The restrictions imposed on imports would be withdrawn with effect from the first week of next month, January 2, says the State Bank of Pakistan (SBP) in a major relief to the industries and businesses which have been complaining about the consequences like shortage of materials.
In this connection, the SBP issued a statement which said the restrictions imposed on May 20 and July 5, which required prior permission before initiating any import transaction, would be withdrawn.
However, the dealers may prioritise or facilitate imports under the categories of essential, energy, export-oriented industry, agriculture inputs, deferred payment/self-funded and export-oriented projects near completion.
The move comes as SBP Governor Jameel Ahmad, earlier this month, admitted that administrative measures on imports must not be continued and needed to be relaxed gradually.
Later, the SBP in consultation with the government identified eight to 10 business sectors which were genuinely affected and needed relief.
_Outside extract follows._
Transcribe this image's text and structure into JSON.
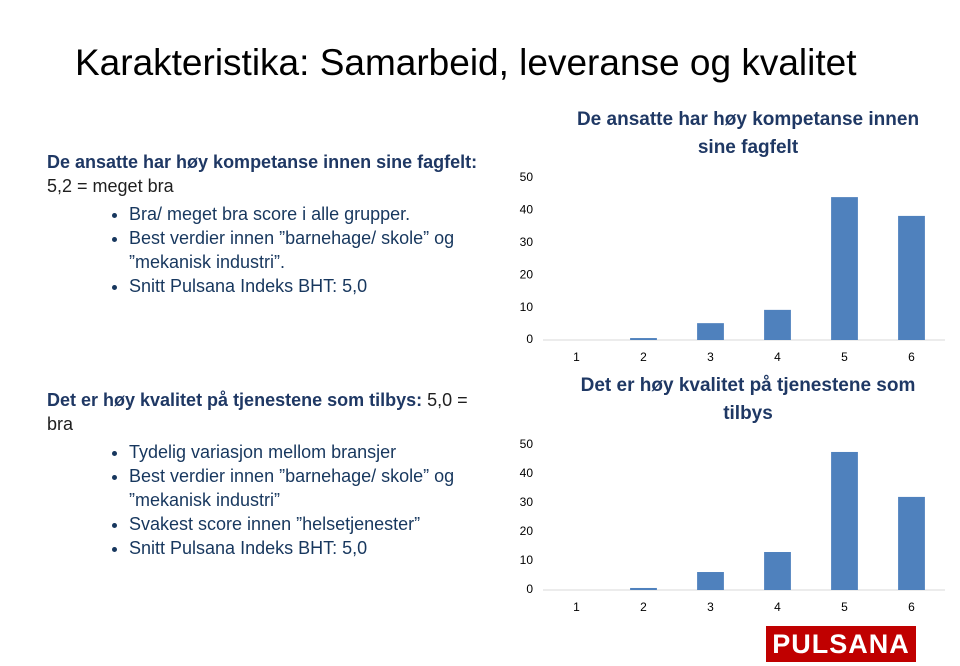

They were allowed to import 50 percent to 60 percent of their monthly average import payments made from January to June 2022.
In May this year, the Shehbaz-led government had imposed a ban on the import of non-essential and luxury items in a bid to stop devaluation of rupee, strengthen economy, and reduce country s reliance on imports.
Several units shut production
Earlier this week, the Pak Suzuki Motors Company decided to shut down its plants for automobile and bike production from January 2 to January 6, 2023, citing the SBP restrictions and the resultant shortage of parts.
“Restrictions had adversely impacted clearance of import consignment which resultantly affected the inventory levels,” the statement read.
“Therefore, the company is unable to continue its production activities and decided to temporarily shut down the production of both plants.”
Similarly, the Indus Motor Company Limited too blamed the SBP conditions and shut production of Toyota vehicles for 11 days, as it faces shortage of raw material and components.
According to a filing submitted with the Pakistan Stock Exchange, the operations at the production plant would be closed December 20 to December 30.
It added, “The delay in aforesaid approvals for the company and its vendors has created hurdles in import and clearance of consignments for raw materials and components of the company.”
The central bank’s move has resulted in insufficient inventory levels and consequently have created an adverse impact on the supply chain and production activities, the company said. “Therefore, the Company is unable to continue its production activities.”